The plan was to send this patient home with only oxycodone 5mg qid PRN.
Reality Check #3: This is 90% less opioid equivalent than this patient had been receiving over the last several weeks and would undoubtedly result in discomfort from withdrawal and tremendously increased pain. I anticipated overt withdrawal to begin within the next 24-30 hours based on the half-life of transdermal fentanyl (following patch removal) and the 16 hour half-life of levorphanol. This would have been additional patient suffering and possibly a readmission.
In the end, we made recommendations as outlined below. The patient was thoroughly counseled on fall risk medications with advanced age, instability with prosthesis, and rationale behind discontinuation of her sedating medications. The patient was provided with education on being a possible candidate for a naloxone kit/EVZIO.
MEDICATION RECOMMENDATIONS, for remainder of inpatient admission and continued after discharge…
- Discontinue fentanyl 25mcg/hr transdermal patch, oxycodone PRN, zolpidem, amitriptyline, and baclofen.
- Increase pregabalin to 200mg PO TID for phantom limb pain (max dose).
- Continue therapy with levorphanol 4mg PO QID for BLE neuropathic pain.
- Continue therapy with duloxetine 60mg PO QD for pain/depression.
- Continue therapy with etodolac 300mg PO TID PRN for arthritic shoulder/stump pain.
- Obtained signed consent for Long-Term Opioid Therapy (DONE).

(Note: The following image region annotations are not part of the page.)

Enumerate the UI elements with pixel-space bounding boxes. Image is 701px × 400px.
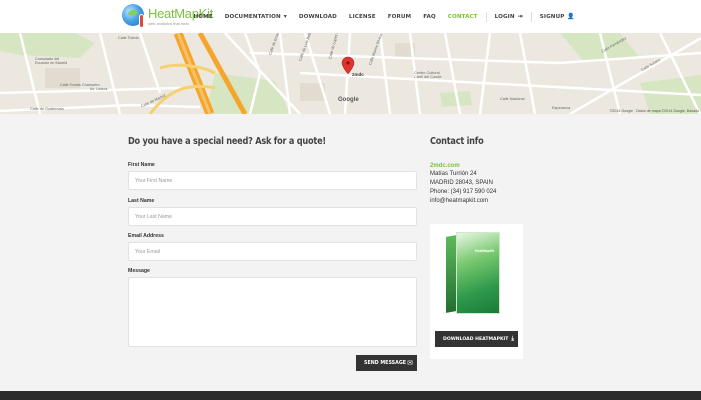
last-name-label: Last Name (128, 198, 155, 204)
email-field[interactable] (128, 242, 417, 261)
nav-license[interactable]: LICENSE (343, 0, 382, 33)
box-front: HeatMapKit (456, 232, 500, 314)
site-header: HeatMapKit web analytics that heat HOME … (0, 0, 701, 33)
site-footer (0, 391, 701, 400)
address-line-2: MADRID 28043, SPAIN (430, 180, 493, 186)
address-line-1: Matías Turrión 24 (430, 171, 477, 177)
nav-forum[interactable]: FORUM (382, 0, 418, 33)
contact-email[interactable]: info@heatmapkit.com (430, 198, 488, 204)
logo-tagline: web analytics that heat (148, 21, 189, 26)
nav-contact[interactable]: CONTACT (442, 0, 484, 33)
last-name-field[interactable] (128, 207, 417, 226)
envelope-icon: ✉ (407, 359, 413, 367)
main-nav: HOME DOCUMENTATION ▾ DOWNLOAD LICENSE FO… (188, 0, 581, 33)
contact-info-title: Contact info (430, 136, 484, 147)
nav-home[interactable]: HOME (188, 0, 219, 33)
nav-login[interactable]: LOGIN ⇥ (489, 0, 529, 33)
product-download-card: HeatMapKit DOWNLOAD HEATMAPKIT ⤓ (430, 224, 523, 359)
nav-signup-label: SIGNUP (539, 13, 565, 20)
thermometer-icon (139, 14, 144, 28)
nav-login-label: LOGIN (494, 13, 515, 20)
login-icon: ⇥ (517, 13, 523, 20)
nav-documentation[interactable]: DOCUMENTATION ▾ (219, 0, 293, 33)
download-heatmapkit-button[interactable]: DOWNLOAD HEATMAPKIT ⤓ (435, 331, 518, 347)
nav-divider (485, 11, 487, 22)
phone-number: Phone: (34) 917 590 024 (430, 189, 497, 195)
message-label: Message (128, 268, 150, 274)
quote-form-title: Do you have a special need? Ask for a qu… (128, 136, 326, 147)
send-message-label: SEND MESSAGE (364, 360, 407, 366)
first-name-field[interactable] (128, 171, 417, 190)
map-canvas (0, 33, 701, 114)
user-icon: 👤 (567, 13, 575, 20)
first-name-label: First Name (128, 162, 155, 168)
send-message-button[interactable]: SEND MESSAGE ✉ (356, 355, 417, 371)
map-marker-label: 2mdc (352, 72, 364, 77)
box-label: HeatMapKit (475, 249, 495, 253)
location-map[interactable]: Calle Toledo Calle de Ernesto Fernández … (0, 33, 701, 114)
nav-signup[interactable]: SIGNUP 👤 (534, 0, 581, 33)
chevron-down-icon: ▾ (283, 13, 287, 20)
nav-download[interactable]: DOWNLOAD (293, 0, 343, 33)
download-icon: ⤓ (511, 335, 514, 342)
download-label: DOWNLOAD HEATMAPKIT (443, 336, 509, 342)
product-box-image: HeatMapKit (446, 232, 500, 316)
nav-faq[interactable]: FAQ (417, 0, 442, 33)
nav-divider (530, 11, 532, 22)
map-copyright: ©2014 Google · Datos de mapa ©2014 Googl… (609, 109, 699, 113)
box-side (446, 235, 456, 313)
message-textarea[interactable] (128, 277, 417, 347)
email-label: Email Address (128, 233, 164, 239)
nav-documentation-label: DOCUMENTATION (224, 13, 281, 20)
company-link[interactable]: 2mdc.com (430, 163, 460, 169)
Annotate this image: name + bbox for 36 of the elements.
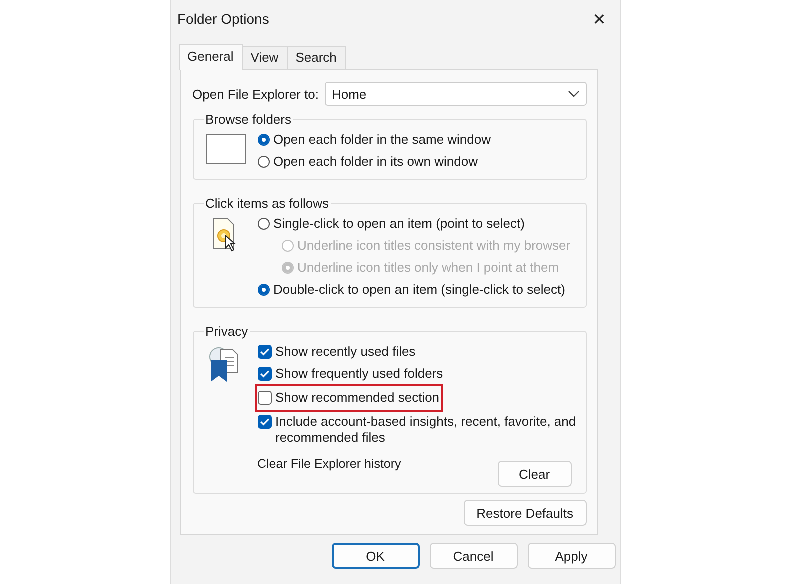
- option-label: Single-click to open an item (point to select): [274, 215, 525, 233]
- option-label: Include account-based insights, recent, favorite, and recommended files: [276, 413, 578, 447]
- option-label: Clear File Explorer history: [258, 456, 402, 473]
- checkbox[interactable]: [258, 415, 272, 429]
- option-label: Open each folder in its own window: [274, 153, 478, 171]
- radio-button[interactable]: [258, 284, 270, 296]
- option-label: Underline icon titles consistent with my browser: [298, 237, 571, 255]
- option-label: Double-click to open an item (single-click to select): [274, 281, 566, 299]
- dialog-button[interactable]: Apply: [528, 543, 616, 569]
- window-title: Folder Options: [178, 11, 270, 27]
- tab[interactable]: General: [178, 44, 243, 70]
- close-button[interactable]: ✕: [580, 2, 620, 36]
- checkbox[interactable]: [258, 345, 272, 359]
- radio-button[interactable]: [258, 218, 270, 230]
- option-label: Underline icon titles only when I point at them: [298, 259, 560, 277]
- group-title: Click items as follows: [204, 196, 330, 211]
- chevron-down-icon: [568, 90, 580, 98]
- radio-button[interactable]: [258, 156, 270, 168]
- restore-defaults-button[interactable]: Restore Defaults: [464, 500, 586, 526]
- window-icon: [206, 134, 246, 164]
- option-label: Show frequently used folders: [276, 365, 444, 383]
- document-cursor-icon: [212, 218, 238, 252]
- dropdown[interactable]: Home: [324, 82, 586, 106]
- group-title: Browse folders: [204, 112, 292, 127]
- dialog-button[interactable]: OK: [332, 543, 420, 569]
- field-label: Open File Explorer to:: [192, 86, 319, 102]
- group-title: Privacy: [204, 324, 250, 339]
- option-label: Show recommended section: [276, 389, 440, 407]
- checkbox[interactable]: [258, 391, 272, 405]
- dialog-button[interactable]: Cancel: [430, 543, 518, 569]
- tab[interactable]: Search: [286, 46, 346, 69]
- option-label: Show recently used files: [276, 343, 416, 361]
- checkbox[interactable]: [258, 367, 272, 381]
- option-label: Open each folder in the same window: [274, 131, 492, 149]
- clear-button[interactable]: Clear: [498, 461, 572, 487]
- radio-button[interactable]: [258, 134, 270, 146]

- Discussed and provided a handout for “Taking Opioids responsibly” education as well as naloxone kit/EVZIO (naloxone HCl auto-injector) education, with a printed copy of the former being provided to the patient.
- PCP to order naloxone kit/EVZIO (naloxone hcl auto-injector) if available; will provide re-education to patient and husband to demonstrate competency. THIS SHOULD BE COMPLETED PRIOR TO DISCHARGE!
So there you have it – one of the longest blogs here ever. But, I hope this encourages my medical and pharmacy colleagues to work together as a team and to clarify whenever possible the morphine equivalent doses in similar situations and note [IN THE MEDICAL RECORD] the chronic prescribed opioid history. To have notes that state the cause as an “opiate overdose” without any indicators or clarification to the contrary opens the door to liability. Unfortunately I’ve seen it and as my attorney says, “people can sue for anything – the paper won’t reject the ink”. In this case, ambulatory care clinicians must rely on savvy hospitalists and clinical pharmacists to document the reality and to mitigate against liability for their community counterparts.